Дуня благоразумно молчала: про лесных разбойников она знала поболе материнского.
– Поляков зарубим, – воинственно сомкнул тяжелые брови батюшка. – А наши нас сами не тронут. Верно я говорю, Эдокси?
Княжна, заалев, произнесла:
– Поручик Потасов обещал свое полное вспоможение, – чем вызвала мертвую тишину за столом.
– Потасов? Это не тот ли, что в партизаны подался? – прищурился наконец князь.
Авдотья молча кивнула.
– И когда же, позвольте спросить, мадемуазель?
Дуня потупилась.
– Гляди-ка, княгинюшка, как по военному времени женихи дочь нашу одолевают, – усмехнулся князь. – Никуда и вывозить боле не надобно.

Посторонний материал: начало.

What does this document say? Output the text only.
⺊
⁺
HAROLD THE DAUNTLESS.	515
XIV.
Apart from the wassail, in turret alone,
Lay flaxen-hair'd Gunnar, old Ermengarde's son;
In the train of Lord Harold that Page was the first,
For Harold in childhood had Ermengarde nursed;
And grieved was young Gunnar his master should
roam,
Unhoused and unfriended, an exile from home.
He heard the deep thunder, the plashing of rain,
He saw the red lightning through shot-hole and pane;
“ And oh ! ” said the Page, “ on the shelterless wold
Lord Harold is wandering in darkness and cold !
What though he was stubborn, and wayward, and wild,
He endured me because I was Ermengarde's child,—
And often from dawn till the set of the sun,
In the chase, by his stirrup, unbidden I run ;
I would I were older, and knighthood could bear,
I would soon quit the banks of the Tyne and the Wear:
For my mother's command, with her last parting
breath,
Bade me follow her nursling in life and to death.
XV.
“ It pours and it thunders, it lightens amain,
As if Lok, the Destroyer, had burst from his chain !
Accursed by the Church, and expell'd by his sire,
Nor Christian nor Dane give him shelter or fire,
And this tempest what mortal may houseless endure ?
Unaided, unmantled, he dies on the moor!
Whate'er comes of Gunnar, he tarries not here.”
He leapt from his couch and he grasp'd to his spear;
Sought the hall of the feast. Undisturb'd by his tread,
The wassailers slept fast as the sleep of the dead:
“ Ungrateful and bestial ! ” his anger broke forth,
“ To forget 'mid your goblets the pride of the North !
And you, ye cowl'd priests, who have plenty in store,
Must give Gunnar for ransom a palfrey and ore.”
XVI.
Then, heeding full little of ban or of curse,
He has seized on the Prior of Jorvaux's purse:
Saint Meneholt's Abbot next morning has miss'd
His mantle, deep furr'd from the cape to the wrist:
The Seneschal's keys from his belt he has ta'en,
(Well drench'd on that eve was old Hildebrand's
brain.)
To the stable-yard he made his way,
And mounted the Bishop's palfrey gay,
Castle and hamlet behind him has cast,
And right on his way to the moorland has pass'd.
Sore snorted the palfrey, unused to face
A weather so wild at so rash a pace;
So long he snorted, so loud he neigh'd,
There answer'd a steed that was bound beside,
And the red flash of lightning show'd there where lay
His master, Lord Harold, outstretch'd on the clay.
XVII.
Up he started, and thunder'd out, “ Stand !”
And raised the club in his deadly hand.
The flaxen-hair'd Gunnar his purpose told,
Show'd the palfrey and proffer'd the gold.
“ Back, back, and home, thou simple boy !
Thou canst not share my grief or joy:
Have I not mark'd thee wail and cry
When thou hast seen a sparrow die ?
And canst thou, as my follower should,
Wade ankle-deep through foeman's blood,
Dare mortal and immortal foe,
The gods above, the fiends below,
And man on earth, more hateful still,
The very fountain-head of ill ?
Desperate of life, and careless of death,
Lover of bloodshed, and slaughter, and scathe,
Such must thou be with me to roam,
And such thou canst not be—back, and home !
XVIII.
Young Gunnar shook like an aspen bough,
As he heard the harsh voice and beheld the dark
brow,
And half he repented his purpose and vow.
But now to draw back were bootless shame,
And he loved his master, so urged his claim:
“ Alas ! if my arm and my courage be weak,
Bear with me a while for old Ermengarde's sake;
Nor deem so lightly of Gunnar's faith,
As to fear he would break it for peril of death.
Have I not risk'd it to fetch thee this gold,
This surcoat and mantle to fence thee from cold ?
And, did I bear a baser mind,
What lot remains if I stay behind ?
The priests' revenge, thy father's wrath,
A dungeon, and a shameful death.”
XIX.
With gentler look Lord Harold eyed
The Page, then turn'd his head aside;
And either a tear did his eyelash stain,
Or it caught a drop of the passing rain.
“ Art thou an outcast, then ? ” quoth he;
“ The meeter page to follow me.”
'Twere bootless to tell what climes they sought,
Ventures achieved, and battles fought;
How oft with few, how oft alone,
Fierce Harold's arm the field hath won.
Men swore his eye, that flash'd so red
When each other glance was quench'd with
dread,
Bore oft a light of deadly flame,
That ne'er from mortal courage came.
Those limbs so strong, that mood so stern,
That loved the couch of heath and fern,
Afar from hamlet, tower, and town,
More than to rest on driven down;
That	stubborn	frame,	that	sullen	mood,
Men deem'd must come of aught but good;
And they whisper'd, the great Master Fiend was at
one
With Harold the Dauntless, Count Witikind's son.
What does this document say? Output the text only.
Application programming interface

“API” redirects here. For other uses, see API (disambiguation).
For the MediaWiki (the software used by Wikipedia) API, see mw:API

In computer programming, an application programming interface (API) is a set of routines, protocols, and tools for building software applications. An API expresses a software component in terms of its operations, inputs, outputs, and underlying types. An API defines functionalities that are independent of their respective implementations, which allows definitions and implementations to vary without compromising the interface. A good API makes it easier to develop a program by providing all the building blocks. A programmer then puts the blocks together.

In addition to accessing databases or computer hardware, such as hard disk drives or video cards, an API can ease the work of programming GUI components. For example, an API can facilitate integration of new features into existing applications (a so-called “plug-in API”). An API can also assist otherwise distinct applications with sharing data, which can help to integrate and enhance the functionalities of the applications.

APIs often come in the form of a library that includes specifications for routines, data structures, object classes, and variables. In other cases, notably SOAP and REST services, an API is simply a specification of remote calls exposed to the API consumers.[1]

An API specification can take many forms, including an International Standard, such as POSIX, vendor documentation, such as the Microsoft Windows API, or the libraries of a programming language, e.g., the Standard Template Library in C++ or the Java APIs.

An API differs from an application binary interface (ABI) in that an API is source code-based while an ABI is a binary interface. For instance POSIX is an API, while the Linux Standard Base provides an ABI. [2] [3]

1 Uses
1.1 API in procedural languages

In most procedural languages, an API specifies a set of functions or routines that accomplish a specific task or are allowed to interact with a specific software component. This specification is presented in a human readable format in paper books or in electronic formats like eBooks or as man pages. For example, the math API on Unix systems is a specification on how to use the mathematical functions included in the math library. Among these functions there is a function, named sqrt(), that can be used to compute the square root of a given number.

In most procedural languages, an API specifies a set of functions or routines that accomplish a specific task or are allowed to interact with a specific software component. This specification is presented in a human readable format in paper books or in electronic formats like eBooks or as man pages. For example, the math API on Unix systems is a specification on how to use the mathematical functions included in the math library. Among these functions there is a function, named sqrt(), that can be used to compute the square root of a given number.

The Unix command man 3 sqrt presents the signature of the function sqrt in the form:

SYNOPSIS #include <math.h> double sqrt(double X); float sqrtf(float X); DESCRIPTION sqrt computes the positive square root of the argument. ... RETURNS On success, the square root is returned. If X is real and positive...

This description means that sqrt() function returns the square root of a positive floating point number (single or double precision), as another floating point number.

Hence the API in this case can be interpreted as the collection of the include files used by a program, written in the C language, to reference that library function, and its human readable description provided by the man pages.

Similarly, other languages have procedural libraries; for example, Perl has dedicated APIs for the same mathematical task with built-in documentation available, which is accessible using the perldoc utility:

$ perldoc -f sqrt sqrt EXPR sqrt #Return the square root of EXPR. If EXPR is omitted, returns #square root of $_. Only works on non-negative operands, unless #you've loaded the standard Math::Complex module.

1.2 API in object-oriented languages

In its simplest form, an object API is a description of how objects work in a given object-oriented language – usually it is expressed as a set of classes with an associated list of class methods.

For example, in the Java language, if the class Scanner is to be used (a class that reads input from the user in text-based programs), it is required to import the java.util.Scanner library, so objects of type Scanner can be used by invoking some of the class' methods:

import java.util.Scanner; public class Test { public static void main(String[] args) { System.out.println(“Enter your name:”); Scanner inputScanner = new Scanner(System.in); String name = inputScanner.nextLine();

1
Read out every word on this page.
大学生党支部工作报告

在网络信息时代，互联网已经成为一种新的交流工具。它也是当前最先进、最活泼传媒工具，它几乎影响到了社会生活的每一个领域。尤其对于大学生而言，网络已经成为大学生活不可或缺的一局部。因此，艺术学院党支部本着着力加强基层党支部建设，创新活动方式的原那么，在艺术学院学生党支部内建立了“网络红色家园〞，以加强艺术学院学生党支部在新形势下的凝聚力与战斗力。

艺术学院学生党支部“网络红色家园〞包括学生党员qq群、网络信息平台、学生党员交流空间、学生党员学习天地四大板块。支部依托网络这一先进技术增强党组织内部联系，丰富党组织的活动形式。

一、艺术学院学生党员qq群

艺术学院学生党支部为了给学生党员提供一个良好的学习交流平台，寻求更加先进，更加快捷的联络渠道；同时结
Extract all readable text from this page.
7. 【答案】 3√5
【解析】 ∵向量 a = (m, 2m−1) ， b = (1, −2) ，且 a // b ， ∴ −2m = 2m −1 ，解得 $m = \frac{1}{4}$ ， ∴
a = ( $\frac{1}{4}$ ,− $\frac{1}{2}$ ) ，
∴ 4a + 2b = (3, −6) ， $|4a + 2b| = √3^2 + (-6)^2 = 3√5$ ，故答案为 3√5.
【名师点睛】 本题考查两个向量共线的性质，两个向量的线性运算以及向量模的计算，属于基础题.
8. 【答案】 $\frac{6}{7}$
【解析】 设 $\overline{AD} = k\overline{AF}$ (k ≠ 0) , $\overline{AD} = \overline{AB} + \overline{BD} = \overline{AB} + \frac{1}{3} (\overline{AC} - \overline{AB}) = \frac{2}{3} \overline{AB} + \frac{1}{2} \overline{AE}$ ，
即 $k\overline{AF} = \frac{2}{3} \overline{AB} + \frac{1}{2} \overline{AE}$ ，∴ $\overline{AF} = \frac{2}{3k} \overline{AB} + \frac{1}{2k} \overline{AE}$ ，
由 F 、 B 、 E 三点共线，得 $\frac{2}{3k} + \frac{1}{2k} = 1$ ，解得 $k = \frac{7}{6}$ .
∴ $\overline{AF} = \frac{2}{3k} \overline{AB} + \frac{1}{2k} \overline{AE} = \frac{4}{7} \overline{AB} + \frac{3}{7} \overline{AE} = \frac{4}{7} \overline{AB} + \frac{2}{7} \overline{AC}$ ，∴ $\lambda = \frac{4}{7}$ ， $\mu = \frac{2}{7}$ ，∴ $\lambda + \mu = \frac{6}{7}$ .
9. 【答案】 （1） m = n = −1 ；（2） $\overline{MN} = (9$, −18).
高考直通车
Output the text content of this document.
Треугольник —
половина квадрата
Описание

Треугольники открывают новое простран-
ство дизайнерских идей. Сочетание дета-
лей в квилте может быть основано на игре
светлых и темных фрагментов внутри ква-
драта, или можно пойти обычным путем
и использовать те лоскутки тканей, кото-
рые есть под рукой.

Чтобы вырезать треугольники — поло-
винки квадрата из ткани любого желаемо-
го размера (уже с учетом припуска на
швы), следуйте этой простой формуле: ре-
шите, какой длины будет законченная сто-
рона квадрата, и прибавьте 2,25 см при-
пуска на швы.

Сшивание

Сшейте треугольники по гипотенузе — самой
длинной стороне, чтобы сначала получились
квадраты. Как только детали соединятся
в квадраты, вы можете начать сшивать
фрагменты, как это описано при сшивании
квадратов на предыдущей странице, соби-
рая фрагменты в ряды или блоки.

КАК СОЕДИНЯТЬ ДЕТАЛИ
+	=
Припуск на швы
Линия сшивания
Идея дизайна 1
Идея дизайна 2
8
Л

Дуня и сама с удивлением отмечала, что война странным образом способствовала ее популярности у мужеского пола. Себе объясняла сию аномалию отсутствием соперниц в лице девиц Щербицких и иже с ними. И не было рядом мудрого старшего брата, способного открыть ей глаза. А причина меж тем была проста. Расцветая под сенью московского своего дома, Авдотья была, как сказал бы князь Вяземский, «бессильной для добра, но и не потребительной для зла». Война же и необходимость самолично расследовать убийства девочек выявили лучшее, что было в ней: характер. Но ведь в «Словаре любви» господина де Радье ни слова не было сказано, что темпераменту свойственно с легкостью перечеркивать и «симметрию и пропорциональность всех частей», и «сладостное дыхание», и даже «ровные виски». Оттого-то наша княжна пребывала в полном неведении относительно истинных причин собственной привлекательности.
Порозовев, она продолжила:
– Поручик опасается крестьянских бунтов, боится оставшихся в тылу после продвижения вперед француза дезертиров и мародеров. Он предложил нам своих людей – опытных и вооруженных. И приставил к дому своего человека. Довольно подать тому знак, и Иван Алексеевич организует наш отъезд.